Glutathione peroxidase and superoxide dismutase levels in liver tissues were assayed using commercially specific kits (Cayman chemical, USA) and liver catalase activity was determined as described by Aebi [14].
1.6. Statistical analyses
Statistical analyses were performed using SPSS 16.00 for windows software. Data were expressed as arithmetic mean±standard error (SE) in n number subjects. Difference between the values was considered statistically significant if p value<0.05. One way variance (Anova) analysis was used in evaluation of the isometric vascular responses and post hoc tukey test was used in comparison of the data having significance. Other non-normal distribution data of the experimental animals were subjected to nonparametric testing. Accordingly, first Kruskal–Wallis test was carried out and in case of difference between the groups Mann–Whitney U test was performed. Variance analysis was made in order to define differences and significances in the repeating measures (fasting blood glucose, body weight etc.).
2. Results
2.1. General parameters
Body weight and fasting blood glucose changes in normal and diabetic rats were shown in Table 1, Table 2. Body weight values were significantly increased after diabetes induced period by (HFD+STZ) and at the end of experiment in all groups except L-carnitine treated group (p<0.05). Final body weights significantly decreased in L-carnitine and melatonin treated groups compared with untreated diabetic group in 5th week. (p<0.05). Fasting blood glucose concentration of untreated diabetic rats were higher compared with those of control group (p<0.05). L-carnitine and melatonin treatment has ameliorative effect on blood glucose levels. In these groups, blood glucose levels significantly decreased after L-carnitine and melatonin treatment compared with 5th week levels and untreated diabetic group (p<0.05).
Table 1.
Body weight values of the experiment animals.
| Groups | Initial body weight (g) | Body weight after STZ/vehicle (i.p) (5th week) | Final body weight (g) |
|---|---|---|---|
| C (n=7) | 214.44±6.09 | 240.56±9.41a | 281.11±15.65a,b |
| HFD+STZ (n=7) | 228.00±5.17 | 251.00±13.51a | 250.00±15.15 |
| HFD+STZ+MLT (n=7) | 220.00±8.07 | 242.50±9.45a | 227.50±8.07b |
| HFD+STZ+LC (n=7) | 235.00±7.94 | 267.14±17.52 | 223.57±12.80b |
| HFD+STZ+GB (n=7) | 221.25±9.62 | 254.38±12.15a | 240.00±14.48 |
Controls were abbreviated as (C), untreated diabetic group as (HFD+STZ), diabetic group treated with melatonin 10 mg/kg/day as (HFD+STZ+MLT), diabetic group treated with L-carnitin 0.6 g/kg/day as (HFD+STZ+LC) and diabetic group treated with glibenclamide 5 mg/kg/day was abbreviated as (HFD+STZ+GB). Groups’ baseline weights and the body weights following 4-week HFD, one week after streptozotocin injection and at the end of the experiment are given. The results are shown as Values±SEM and n=shows the number of animals in the group,
p<0.05 statistical significance of the same group compared to baseline.

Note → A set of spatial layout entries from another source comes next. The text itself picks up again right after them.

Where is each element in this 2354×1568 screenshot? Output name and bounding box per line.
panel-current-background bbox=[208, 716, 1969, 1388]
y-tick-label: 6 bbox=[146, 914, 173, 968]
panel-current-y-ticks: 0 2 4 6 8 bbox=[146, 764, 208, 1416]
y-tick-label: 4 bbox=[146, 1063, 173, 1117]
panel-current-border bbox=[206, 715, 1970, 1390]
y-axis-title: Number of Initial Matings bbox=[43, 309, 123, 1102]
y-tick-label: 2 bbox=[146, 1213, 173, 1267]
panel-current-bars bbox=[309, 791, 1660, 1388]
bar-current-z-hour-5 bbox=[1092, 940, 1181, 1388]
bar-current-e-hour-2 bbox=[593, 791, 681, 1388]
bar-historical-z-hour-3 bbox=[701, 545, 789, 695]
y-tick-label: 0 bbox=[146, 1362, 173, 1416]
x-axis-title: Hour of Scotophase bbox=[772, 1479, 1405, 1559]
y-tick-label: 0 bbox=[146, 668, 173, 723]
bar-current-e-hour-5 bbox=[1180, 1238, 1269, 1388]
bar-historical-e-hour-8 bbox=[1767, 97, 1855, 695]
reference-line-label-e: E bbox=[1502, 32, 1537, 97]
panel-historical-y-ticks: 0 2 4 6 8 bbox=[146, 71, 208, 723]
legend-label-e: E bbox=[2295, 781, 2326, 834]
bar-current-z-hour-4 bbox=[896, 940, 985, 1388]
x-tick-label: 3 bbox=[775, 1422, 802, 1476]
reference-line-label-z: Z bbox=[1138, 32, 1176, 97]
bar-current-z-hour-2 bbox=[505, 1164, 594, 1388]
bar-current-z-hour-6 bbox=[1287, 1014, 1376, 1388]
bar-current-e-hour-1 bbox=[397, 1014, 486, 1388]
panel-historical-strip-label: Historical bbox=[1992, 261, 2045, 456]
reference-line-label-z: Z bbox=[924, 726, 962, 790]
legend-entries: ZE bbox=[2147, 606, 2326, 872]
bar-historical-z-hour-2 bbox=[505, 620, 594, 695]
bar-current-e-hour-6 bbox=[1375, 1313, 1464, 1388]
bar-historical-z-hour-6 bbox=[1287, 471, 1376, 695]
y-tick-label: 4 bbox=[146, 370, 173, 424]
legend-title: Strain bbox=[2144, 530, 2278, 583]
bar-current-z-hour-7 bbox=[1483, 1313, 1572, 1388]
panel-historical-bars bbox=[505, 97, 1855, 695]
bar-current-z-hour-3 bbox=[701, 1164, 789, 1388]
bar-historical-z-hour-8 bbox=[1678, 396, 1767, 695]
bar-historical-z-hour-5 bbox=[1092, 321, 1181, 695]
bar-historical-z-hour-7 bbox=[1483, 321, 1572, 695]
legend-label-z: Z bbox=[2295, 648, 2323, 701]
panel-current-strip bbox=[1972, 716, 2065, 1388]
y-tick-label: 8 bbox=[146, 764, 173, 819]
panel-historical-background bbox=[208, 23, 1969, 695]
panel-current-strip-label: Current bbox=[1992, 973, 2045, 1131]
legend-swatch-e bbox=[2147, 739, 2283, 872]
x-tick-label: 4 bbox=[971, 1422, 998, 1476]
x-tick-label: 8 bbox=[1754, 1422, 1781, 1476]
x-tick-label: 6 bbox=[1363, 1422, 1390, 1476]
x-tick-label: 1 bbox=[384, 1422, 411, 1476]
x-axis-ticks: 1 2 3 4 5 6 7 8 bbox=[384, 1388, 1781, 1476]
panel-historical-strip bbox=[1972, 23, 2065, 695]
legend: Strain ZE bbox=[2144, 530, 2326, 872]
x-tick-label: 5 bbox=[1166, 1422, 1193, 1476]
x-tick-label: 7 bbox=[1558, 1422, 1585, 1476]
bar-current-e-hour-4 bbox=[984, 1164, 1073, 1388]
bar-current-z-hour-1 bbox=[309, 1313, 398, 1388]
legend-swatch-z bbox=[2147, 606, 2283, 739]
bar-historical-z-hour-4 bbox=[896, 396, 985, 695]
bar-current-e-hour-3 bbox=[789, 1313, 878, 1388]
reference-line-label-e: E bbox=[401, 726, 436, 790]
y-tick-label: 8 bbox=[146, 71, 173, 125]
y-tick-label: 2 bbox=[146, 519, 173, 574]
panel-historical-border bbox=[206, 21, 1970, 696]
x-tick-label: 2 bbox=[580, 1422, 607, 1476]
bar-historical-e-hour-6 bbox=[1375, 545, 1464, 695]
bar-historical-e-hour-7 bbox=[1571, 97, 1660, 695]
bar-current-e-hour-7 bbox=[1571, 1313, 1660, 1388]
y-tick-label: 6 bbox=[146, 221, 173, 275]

p<0.05 statistical significance of the same group compared to the 5th week values.
Table 2.
Fasting blood glucose values of the experiment animals
| Groups | Initial fasting blood glucose (mg/dl) | Fasting blood glucose (mg/dl after STZ/(i.p) (5th week)) | Final fasting blood glucose (mg/dl) |
|---|---|---|---|
| C (n=7) | 107.89±3.50 | 103.22±3.24 | 105.44±3.40 |
| HFD+STZ (n=7) | 101.00±2.73 | 271.80±37.27a | 289.70±40.21a |
| HFD+STZ+MLT (n=7) | 106.25±4.05 | 318.00±52.53a | 259.63±54.59a,b |
| HFD+STZ+LC (n=7) | 101.86±5.20 | 281.57±56.21a | 188.57±40.77b |
| HFD+STZ+GB (n=7) | 112.13±2.48 | 334.63±57.23a | 280.63±60.37a,b |
Controls were abbreviated as (C), untreated diabetic group as (HFD+STZ ), diabetic group treated with melatonin 10 mg/kg/day as (HFD+STZ+MLT), diabetic group treated with L-carnitin 0.6 g/kg/day as (HFD+STZ+LC) and diabetic group treated with glibenclamide 5 mg/kg/day was abbreviated as (HFD+STZ+GB). Groups' baseline weights and the body weights following 4-week HFD, one week after streptozotocin injection and at the end of the experiment are given. The results are shown as Values±SEM and n=shows the number of animals in the group
p<0.05 statistical significance of the same group compared to baseline.
p<0.05 statistical significance of the same group compared to the 5th week value.
2.2. Vascular activity
Phenylephrine induced contractile responses in control and diabetic aorta are shown in Fig. 1. There was no significant difference between groups in contractility and also sensitivity of phenylephrine. Acetylcholine induce relaxation was significantly decreased in untreated diabetic group compared with control group (p<0.05). L-carnitine and melatonin treatment significantly impaired the diabetes-induced decrease in acetylcholine relaxations (p<0.05; Fig. 2).
Fig. 1.
Contraction responses obtained with phenylephrine in vascular strips. Controls were abbreviated as (C), untreated diabetic group as (HFD+STZ), diabetic group treated with melatonin 10 mg/kg/day as (HFD+STZ+MLT), diabetic group treated with L-carnitine 0.6 g/kg/day as (HFD+STZ+LC) and diabetic group treated with glibenclamide 5 mg/kg/day was abbreviated as (HFD+STZ+GB). The results are shown as Values±SEM n=7 in all the groups.
Fig. 2.
Relaxation responses obtained with acetylcholine in vascular strips.Controls were abbreviated as (C), untreated diabetic group as (HFD+STZ), diabetic group treated with melatonin 10 mg/kg/day as (HFD+STZ+MLT), diabetic group treated with L-carnitine 0.6 g/kg/day as (HFD+STZ+LC) and diabetic group treated with glibenclamide 5 mg/kg/day was abbreviated as (HFD+STZ+GB). The results are shown as Values±SEM n=7 in all the groups. *p<0.05 shows the significance compared to the controls.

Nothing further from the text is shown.